Difficulties with this approach may arise if orthologous genes cannot be identified with certainty or if the combined sequence length is still too small to give well-resolved trees. Furthermore, the use of concatenated multiple sequence alignments discards information that can be utilised by other methods of phylogenetic inference. For instance, methods that infer trees based on gene content [57], gene order [810], or content of protein orthologs and folds [11]. When applied to prokaryote phylogeny, these different methodological approaches lead to quite different results [12]. A further loss of information in the concatenated multiple sequence alignment approach may be caused by regions which have to be discarded since they cannot be aligned with certainty [13].

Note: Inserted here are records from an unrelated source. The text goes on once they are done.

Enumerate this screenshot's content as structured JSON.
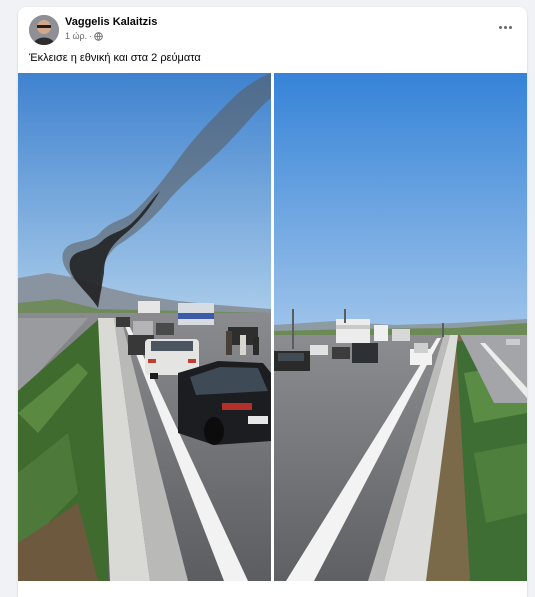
{
  "post": {
    "author": "Vaggelis Kalaitzis",
    "time": "1 ώρ.",
    "separator": "·",
    "text": "Έκλεισε η εθνική και στα 2 ρεύματα",
    "menu_icon": "more-horizontal-icon",
    "privacy_icon": "globe-icon"
  },
  "colors": {
    "sky": "#3a86d8",
    "smoke": "#2a2a2a",
    "road": "#6e6f73",
    "lane_line": "#f4f4f4",
    "shrubs": "#3d6b2f"
  }
}
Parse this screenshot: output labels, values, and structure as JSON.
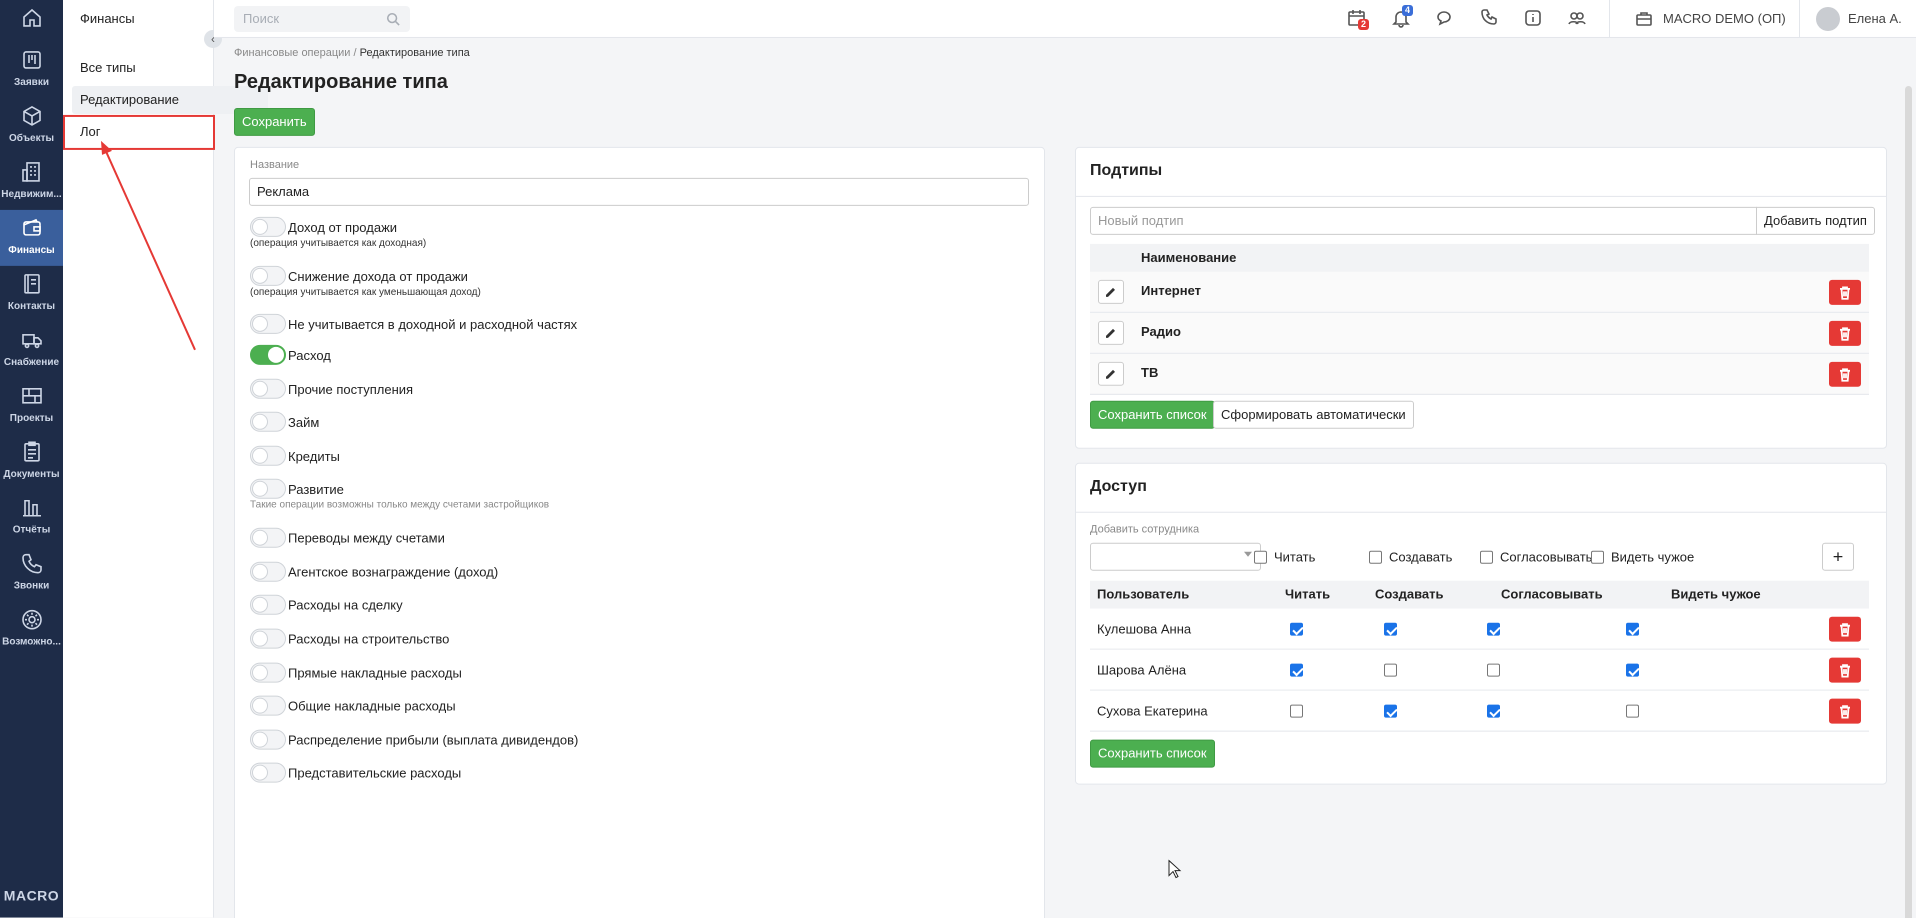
{
  "rail": {
    "items": [
      {
        "label": "",
        "icon": "home-icon"
      },
      {
        "label": "Заявки",
        "icon": "kanban-icon"
      },
      {
        "label": "Объекты",
        "icon": "cube-icon"
      },
      {
        "label": "Недвижим...",
        "icon": "building-icon"
      },
      {
        "label": "Финансы",
        "icon": "wallet-icon"
      },
      {
        "label": "Контакты",
        "icon": "contacts-icon"
      },
      {
        "label": "Снабжение",
        "icon": "truck-icon"
      },
      {
        "label": "Проекты",
        "icon": "grid-icon"
      },
      {
        "label": "Документы",
        "icon": "clipboard-icon"
      },
      {
        "label": "Отчёты",
        "icon": "bar-chart-icon"
      },
      {
        "label": "Звонки",
        "icon": "phone-icon"
      },
      {
        "label": "Возможно...",
        "icon": "gear-icon"
      }
    ],
    "logo": "MACRO"
  },
  "sidebar": {
    "title": "Финансы",
    "items": [
      {
        "label": "Все типы"
      },
      {
        "label": "Редактирование"
      },
      {
        "label": "Лог"
      }
    ]
  },
  "topbar": {
    "search_placeholder": "Поиск",
    "calendar_badge": "2",
    "bell_badge": "4",
    "company": "MACRO DEMO (ОП)",
    "user": "Елена А."
  },
  "breadcrumb": {
    "root": "Финансовые операции",
    "sep": "/",
    "current": "Редактирование типа"
  },
  "page_title": "Редактирование типа",
  "save_label": "Сохранить",
  "form": {
    "name_label": "Название",
    "name_value": "Реклама",
    "toggles": [
      {
        "label": "Доход от продажи",
        "on": false,
        "hint": "(операция учитывается как доходная)"
      },
      {
        "label": "Снижение дохода от продажи",
        "on": false,
        "hint": "(операция учитывается как уменьшающая доход)"
      },
      {
        "label": "Не учитывается в доходной и расходной частях",
        "on": false,
        "hint": ""
      },
      {
        "label": "Расход",
        "on": true,
        "hint": ""
      },
      {
        "label": "Прочие поступления",
        "on": false,
        "hint": ""
      },
      {
        "label": "Займ",
        "on": false,
        "hint": ""
      },
      {
        "label": "Кредиты",
        "on": false,
        "hint": ""
      },
      {
        "label": "Развитие",
        "on": false,
        "hint": "Такие операции возможны только между счетами застройщиков"
      },
      {
        "label": "Переводы между счетами",
        "on": false,
        "hint": ""
      },
      {
        "label": "Агентское вознаграждение (доход)",
        "on": false,
        "hint": ""
      },
      {
        "label": "Расходы на сделку",
        "on": false,
        "hint": ""
      },
      {
        "label": "Расходы на строительство",
        "on": false,
        "hint": ""
      },
      {
        "label": "Прямые накладные расходы",
        "on": false,
        "hint": ""
      },
      {
        "label": "Общие накладные расходы",
        "on": false,
        "hint": ""
      },
      {
        "label": "Распределение прибыли (выплата дивидендов)",
        "on": false,
        "hint": ""
      },
      {
        "label": "Представительские расходы",
        "on": false,
        "hint": ""
      }
    ]
  },
  "subtypes": {
    "title": "Подтипы",
    "new_placeholder": "Новый подтип",
    "add_label": "Добавить подтип",
    "column": "Наименование",
    "rows": [
      {
        "name": "Интернет"
      },
      {
        "name": "Радио"
      },
      {
        "name": "ТВ"
      }
    ],
    "save_list": "Сохранить список",
    "auto": "Сформировать автоматически"
  },
  "access": {
    "title": "Доступ",
    "add_label": "Добавить сотрудника",
    "filters": [
      "Читать",
      "Создавать",
      "Согласовывать",
      "Видеть чужое"
    ],
    "columns": [
      "Пользователь",
      "Читать",
      "Создавать",
      "Согласовывать",
      "Видеть чужое"
    ],
    "rows": [
      {
        "user": "Кулешова Анна",
        "perms": [
          true,
          true,
          true,
          true
        ]
      },
      {
        "user": "Шарова Алёна",
        "perms": [
          true,
          false,
          false,
          true
        ]
      },
      {
        "user": "Сухова Екатерина",
        "perms": [
          false,
          true,
          true,
          false
        ]
      }
    ],
    "save_list": "Сохранить список"
  },
  "colors": {
    "accent": "#4caf50",
    "danger": "#e53935",
    "rail": "#1e2c48",
    "rail_active": "#3a5f9c"
  }
}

In contrast, a third group of methods does not require to specify genes or orthologs in advance, to create multiple sequence alignments, and to discard unalignable regions, but is able to generate a distance matrix directly from complete genome sequences. Trees can then be inferred using any of the standard distance-based phylogenetic methods (e.g., [14, 15]), even though phylogenetic networks [16, 17] may be a more powerful way to explore such distance data. Some of these approaches use differences in word-count frequencies [18], complexity-based measures [19] or breakpoint analysis [20] to derive pairwise distance functions.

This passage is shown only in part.